Ataya tertegun mendengar ucapan Rana, lagi dan lagi Rana mengatakan tentang sebuah jalan. Ataya kembali teringat ketika dirinya ditolak oleh Rana saat SMP dulu. Saat itu Rana juga mengatakan tentang sebuah jalan yang hingga kini Ataya sendiri tidak paham apa maksudnya.
*Flash Back*
Di sebuah ballroom salah satu hotel yang ada di Bali, tempat murid-murid SMP Lintas Nusa mengadakan malam prome night di hari terakhir mereka berada di Bali. Secara kebetulan, Sekolah Atia pun mengadakan malam prom night di ballroom hotel yang sama. Ballroom tempat acara mereka bersebelahan. Murid-murid sekolah Atia tebar pesona saat mengetahui bahwa yang mengadakan acara di ballroom sebelah mereka berasal dari SMP Lintas Nusa, sekolah yang berisikan kumpulan anak-anak pengusaha kaya raya di kota Jakarta. Tentu saja berita tentang tuan muda dari seorang pengusaha Advertising ternama di Indonesia berada di sana. Hal tersebut tentu saja membuat murid-murid wanita dari sekolah Atia penasaran untuk melihatnya.
Tidak sulit mengenali wajah Ataya, karena sering kali wajahnya muncul di televisi saat mendampingi sang ayah, Darma Daratama.
Hampir semua murid wanita dari sekolah Atia berkumpul di lobi depan ballroom yang menghubungkan antar ballroom yang ada di hotel tersebut, ketika melihat sang tuan muda dan sahabat berdiri di sana yang terlihat sedang bicara serius.
Dari tengah kerumunan, Atia dan Rana memperhatikan Ataya dan Devan.
“Berantem, Ia?” Tanya Rana.
“Nggak tau gue, Na.” Geleng Atia.
“Samperin yuk.” Ajak Rana.
Atia kemudian melangkah hendak mendekati Ataya dan Devan yang sedang berdebat. Disusul oleh Rana beberapa langkah dibelakangnya.
Ataya dan Devan menoleh melihat Atia mendekat. Ataya lalu berjalan mendekati Atia, namun hanya diliriknya Atia tanpa ekspresi, Ataya terus berjalan melalui Atia dan mendekati Rana.
Atia terdiam sejenak, lalu membalikkan badannya melihat Ataya yang terus berjalan melewati dirinya.
Ataya berhenti tepat dihadapan Rana. Tentu saja Rana kebingungan dengan situasi ini.
“Rana, gue suka sama lo. Lo mau nggak jadi pacar gue?” Ataya menyatakan perasaannya kepada Rana.
“Huuuuuuuu, Cieeeee, cieeeee...” Sorak para murid yang sedari tadi memperhatikan mereka.
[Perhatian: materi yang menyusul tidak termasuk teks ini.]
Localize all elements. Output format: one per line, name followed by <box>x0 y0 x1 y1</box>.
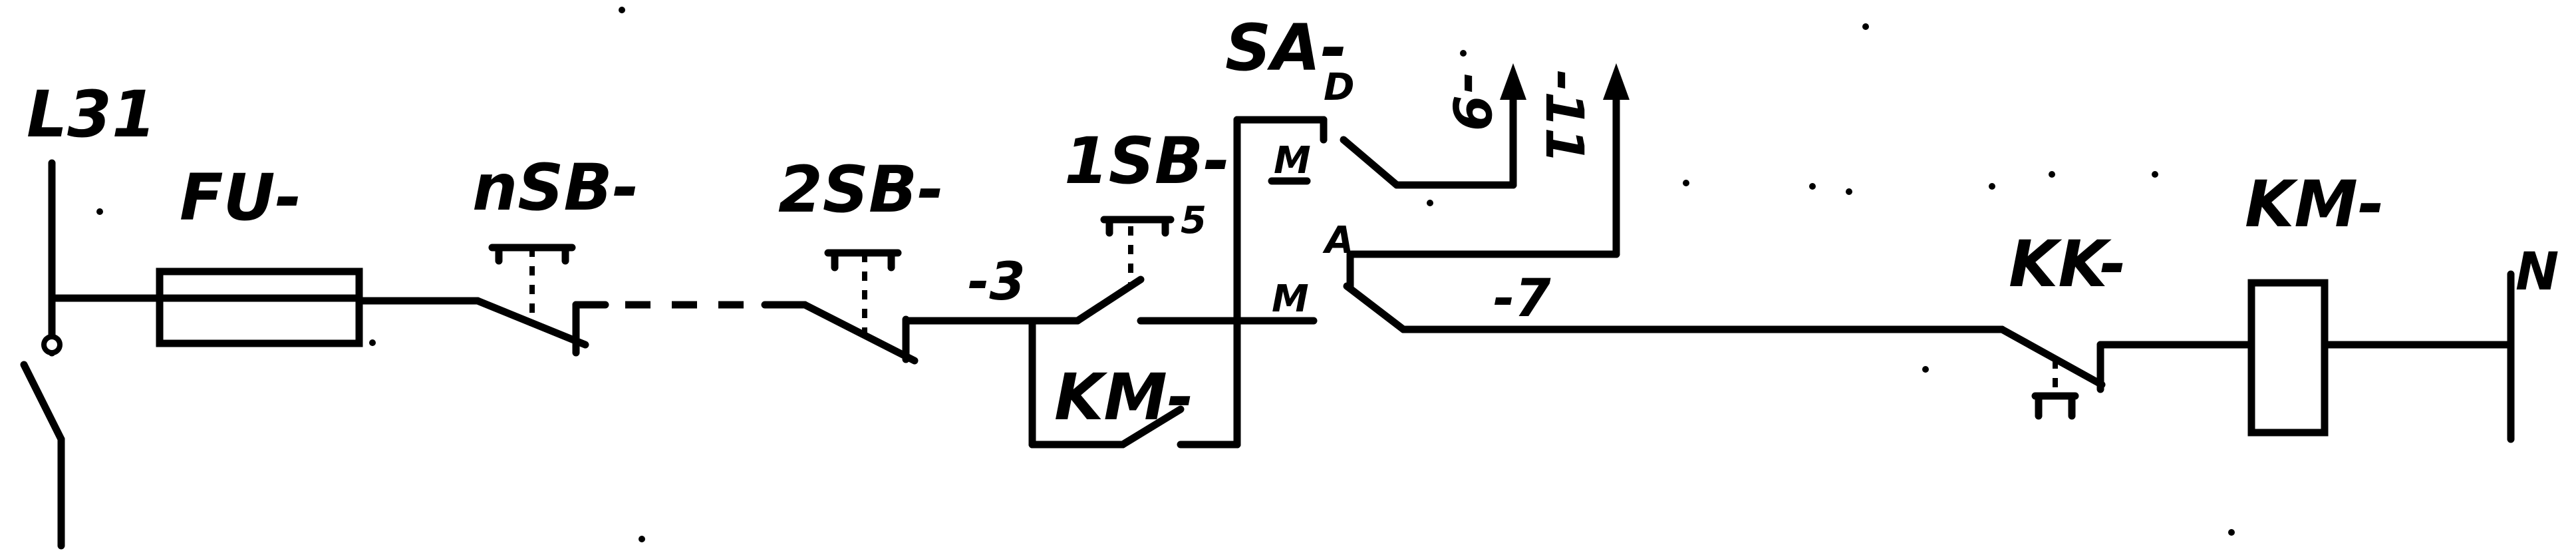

Rana tertunduk sejenak, dia sangat mengerti situasi yang terjadi, karena tanpa siapapun bercerita, Rana mempunyai kelebihan untuk mengetahuinya. Dia tersenyum sinis. Diangkatnya kepalanya yang tertunduk, didekatkannya wajahnya ke telinga Ataya.
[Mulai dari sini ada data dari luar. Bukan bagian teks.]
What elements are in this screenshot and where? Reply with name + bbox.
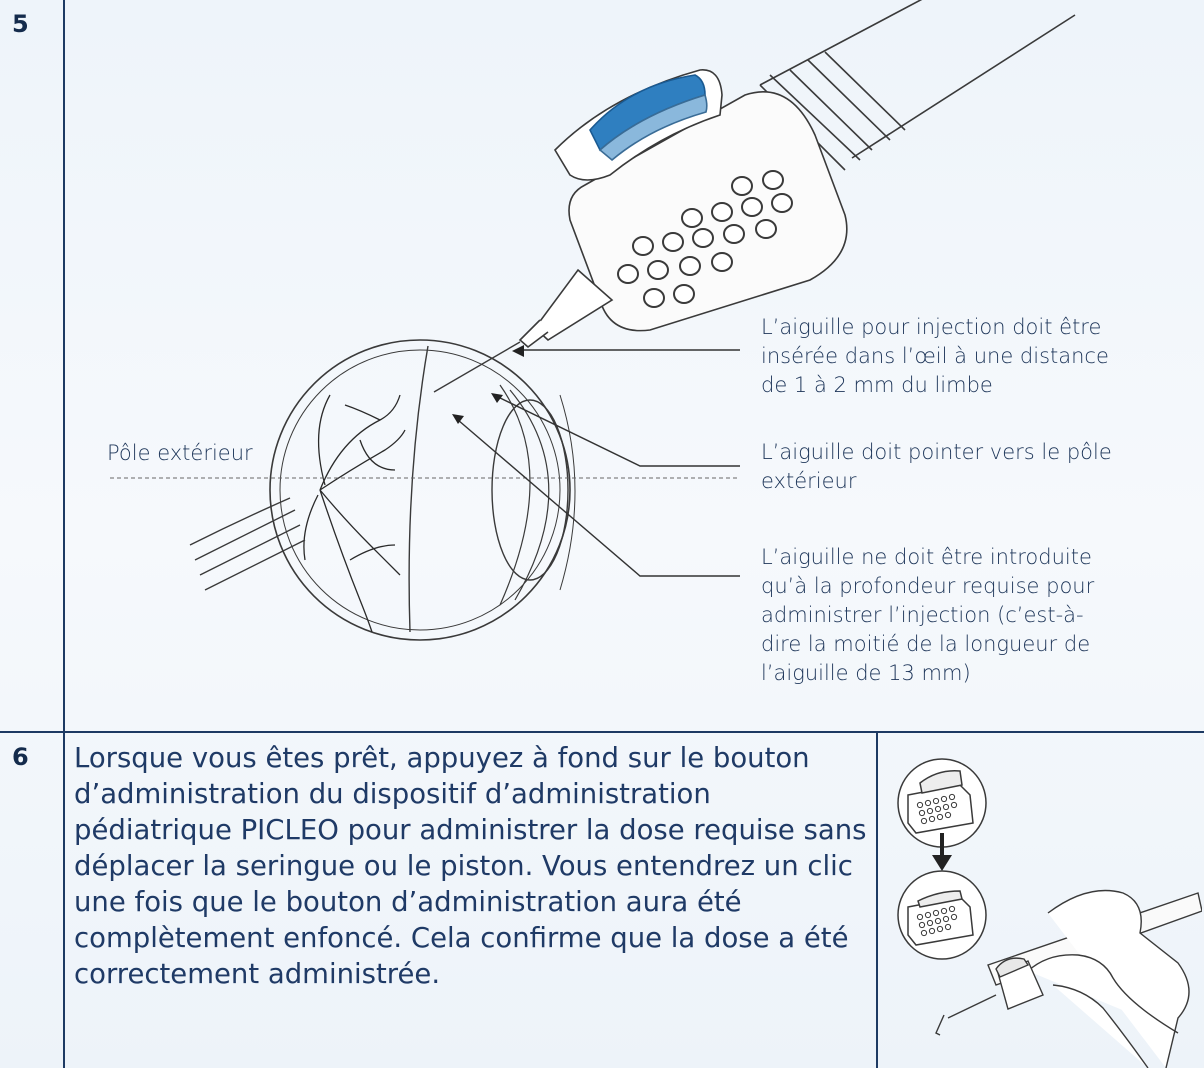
after-press-detail	[898, 871, 986, 959]
optic-nerve	[190, 498, 305, 590]
note-line: de 1 à 2 mm du limbe	[761, 371, 1181, 400]
needle-depth-note: L’aiguille ne doit être introduite qu’à …	[761, 543, 1181, 688]
press-button-illustration	[878, 733, 1202, 1068]
eyeball	[270, 340, 575, 640]
note-line: administrer l’injection (c’est-à-	[761, 601, 1181, 630]
outer-pole-label: Pôle extérieur	[107, 439, 253, 468]
note-line: L’aiguille pour injection doit être	[761, 313, 1181, 342]
note-line: insérée dans l’œil à une distance	[761, 342, 1181, 371]
note-line: qu’à la profondeur requise pour	[761, 572, 1181, 601]
note-line: L’aiguille doit pointer vers le pôle	[761, 438, 1181, 467]
note-line: L’aiguille ne doit être introduite	[761, 543, 1181, 572]
needle	[434, 270, 612, 392]
step6-instruction: Lorsque vous êtes prêt, appuyez à fond s…	[74, 740, 874, 992]
needle-direction-note: L’aiguille doit pointer vers le pôle ext…	[761, 438, 1181, 496]
note-line: extérieur	[761, 467, 1181, 496]
insertion-distance-note: L’aiguille pour injection doit être insé…	[761, 313, 1181, 400]
note-line: dire la moitié de la longueur de	[761, 630, 1181, 659]
retina-veins	[304, 395, 405, 632]
step-number-6: 6	[12, 743, 29, 771]
note-line: l’aiguille de 13 mm)	[761, 659, 1181, 688]
leader-lines	[458, 350, 740, 576]
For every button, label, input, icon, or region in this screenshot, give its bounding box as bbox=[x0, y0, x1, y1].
“Hanya pecundang yang kabur dengan cara membohongi perasaannya, kayak lo sekarang! Hadapi dan selesaikan sendiri masalah lo, jangan seret gue dalam dilema lo, karena Cuma kalian berdua yang tau, kemana hubungan kalian harus melangkah.” Bisik Rana yang hanya Ataya yang bisa mendengarnya.
Rana menarik wajahnya menjauh dari Ataya. “Sori, Tuan Muda. Lo bukan tipe gue!” Tolak Rana dengan suara yang sengaja diperbesar.
Rana kembali mendekatkan wajahnya ke telinga Ataya yang masih terdiam mendengar penolakan dari Rana. “Saat kalian sudah menemukan jalannya, saat itu gue yang akan nyusul lo, Ta. Jangan jadi seorang pecundang.”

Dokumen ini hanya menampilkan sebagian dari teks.